What if Charles Babbage, inventor of the mechanical computer, and Ada Lovelace, the first computer programmer and daughter of Lord Byron, had completed Babbage’s difference engine and then teamed up to fight crime? That’s the premise behind Sydney Padua’s heavily footnoted webcomic 2D Goggles, or The Thrilling Adventures of Lovelace and Babbage. The two geniuses battle the evil forces of street music and economic panic while trying to keep their funding and avoid the siren’s song of poetry. Blending historical fact, social commentary, and cartoon zaniness (plus just a dash of steampunk), 2D Goggles offers a smart and silly view of the alternate Victorian past.
Sydney Padua spoke to us over email about her historical inspirations, the appeal of Victorian speculative fiction, and monkeys.
Why did you select Charles Babbage and Ada Lovelace as your super-scientist heroes?
They selected me, actually!

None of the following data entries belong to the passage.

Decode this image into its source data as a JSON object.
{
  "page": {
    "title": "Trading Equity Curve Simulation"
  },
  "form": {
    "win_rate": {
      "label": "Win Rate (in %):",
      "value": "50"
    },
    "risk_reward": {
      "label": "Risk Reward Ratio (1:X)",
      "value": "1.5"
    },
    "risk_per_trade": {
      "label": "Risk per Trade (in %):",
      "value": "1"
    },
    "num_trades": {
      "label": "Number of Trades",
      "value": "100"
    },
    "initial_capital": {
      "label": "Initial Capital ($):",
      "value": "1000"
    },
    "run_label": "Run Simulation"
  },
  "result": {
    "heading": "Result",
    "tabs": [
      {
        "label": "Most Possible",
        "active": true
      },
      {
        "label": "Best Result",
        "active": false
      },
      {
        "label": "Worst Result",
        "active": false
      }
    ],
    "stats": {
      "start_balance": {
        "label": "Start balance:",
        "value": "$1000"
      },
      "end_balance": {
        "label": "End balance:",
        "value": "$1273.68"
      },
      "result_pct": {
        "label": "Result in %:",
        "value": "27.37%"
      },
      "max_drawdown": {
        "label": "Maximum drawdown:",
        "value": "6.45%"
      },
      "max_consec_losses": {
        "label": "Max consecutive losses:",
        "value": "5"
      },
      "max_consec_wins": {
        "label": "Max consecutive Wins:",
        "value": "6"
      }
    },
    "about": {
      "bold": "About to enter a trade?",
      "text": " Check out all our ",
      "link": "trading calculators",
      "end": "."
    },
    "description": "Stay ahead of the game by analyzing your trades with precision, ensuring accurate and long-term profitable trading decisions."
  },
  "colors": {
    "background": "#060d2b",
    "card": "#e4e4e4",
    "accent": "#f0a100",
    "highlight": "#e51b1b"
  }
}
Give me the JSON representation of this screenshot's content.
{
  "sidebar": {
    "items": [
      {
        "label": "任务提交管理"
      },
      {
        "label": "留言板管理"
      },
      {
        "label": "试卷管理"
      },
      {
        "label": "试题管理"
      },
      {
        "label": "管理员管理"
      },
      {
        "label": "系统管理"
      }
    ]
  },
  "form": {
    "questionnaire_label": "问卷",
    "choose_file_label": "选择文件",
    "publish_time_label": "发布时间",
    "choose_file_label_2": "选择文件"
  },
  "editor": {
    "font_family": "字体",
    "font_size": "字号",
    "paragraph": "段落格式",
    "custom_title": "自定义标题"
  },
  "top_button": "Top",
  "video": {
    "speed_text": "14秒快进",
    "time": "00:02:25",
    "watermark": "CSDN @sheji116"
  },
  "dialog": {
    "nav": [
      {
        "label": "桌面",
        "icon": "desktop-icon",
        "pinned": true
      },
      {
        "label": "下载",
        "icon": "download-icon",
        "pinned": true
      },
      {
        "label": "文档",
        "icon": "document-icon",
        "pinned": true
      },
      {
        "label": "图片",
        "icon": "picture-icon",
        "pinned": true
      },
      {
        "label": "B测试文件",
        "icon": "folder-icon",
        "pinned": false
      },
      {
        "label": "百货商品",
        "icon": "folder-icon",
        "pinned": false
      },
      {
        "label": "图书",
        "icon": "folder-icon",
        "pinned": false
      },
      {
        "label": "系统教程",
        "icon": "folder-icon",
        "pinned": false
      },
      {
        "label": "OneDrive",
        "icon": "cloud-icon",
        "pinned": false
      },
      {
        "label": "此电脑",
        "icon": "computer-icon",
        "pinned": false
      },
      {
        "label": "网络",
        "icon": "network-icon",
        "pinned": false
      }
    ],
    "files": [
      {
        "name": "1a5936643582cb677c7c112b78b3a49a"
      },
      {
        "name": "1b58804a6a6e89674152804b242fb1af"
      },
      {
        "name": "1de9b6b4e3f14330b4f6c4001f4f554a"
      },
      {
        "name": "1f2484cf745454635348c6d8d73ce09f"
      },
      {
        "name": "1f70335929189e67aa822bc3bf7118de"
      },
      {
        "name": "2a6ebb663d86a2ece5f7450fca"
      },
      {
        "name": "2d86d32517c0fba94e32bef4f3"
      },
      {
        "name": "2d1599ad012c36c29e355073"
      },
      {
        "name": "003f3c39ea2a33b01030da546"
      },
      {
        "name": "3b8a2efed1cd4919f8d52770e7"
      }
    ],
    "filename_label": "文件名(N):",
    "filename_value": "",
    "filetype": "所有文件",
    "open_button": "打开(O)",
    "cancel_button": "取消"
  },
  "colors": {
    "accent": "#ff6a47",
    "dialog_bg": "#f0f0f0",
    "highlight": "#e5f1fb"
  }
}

I did the first comic, “Lovelace – The Origin,” as part of Ada Lovelace Day, a day to celebrate women in technology started by a friend of mine. At the end of the comic I threw in a punchline about how they actually built the Difference Engine and fought crime, but I didn’t really mean for it to be an actual comic! It seemed like a fun thing to play with though so I started messing around with the idea, and it kind of snowballed from there.
What do you read when researching the lives of Babbage and Lovelace?
I like to browse around Google Books and Archive.org for primary documents mostly – everything is much more real and alive when you read the stuff the people themselves wrote. I’ve read a great deal of the secondary books as well – I had to join the British Library at some point to look at all the books I wanted to!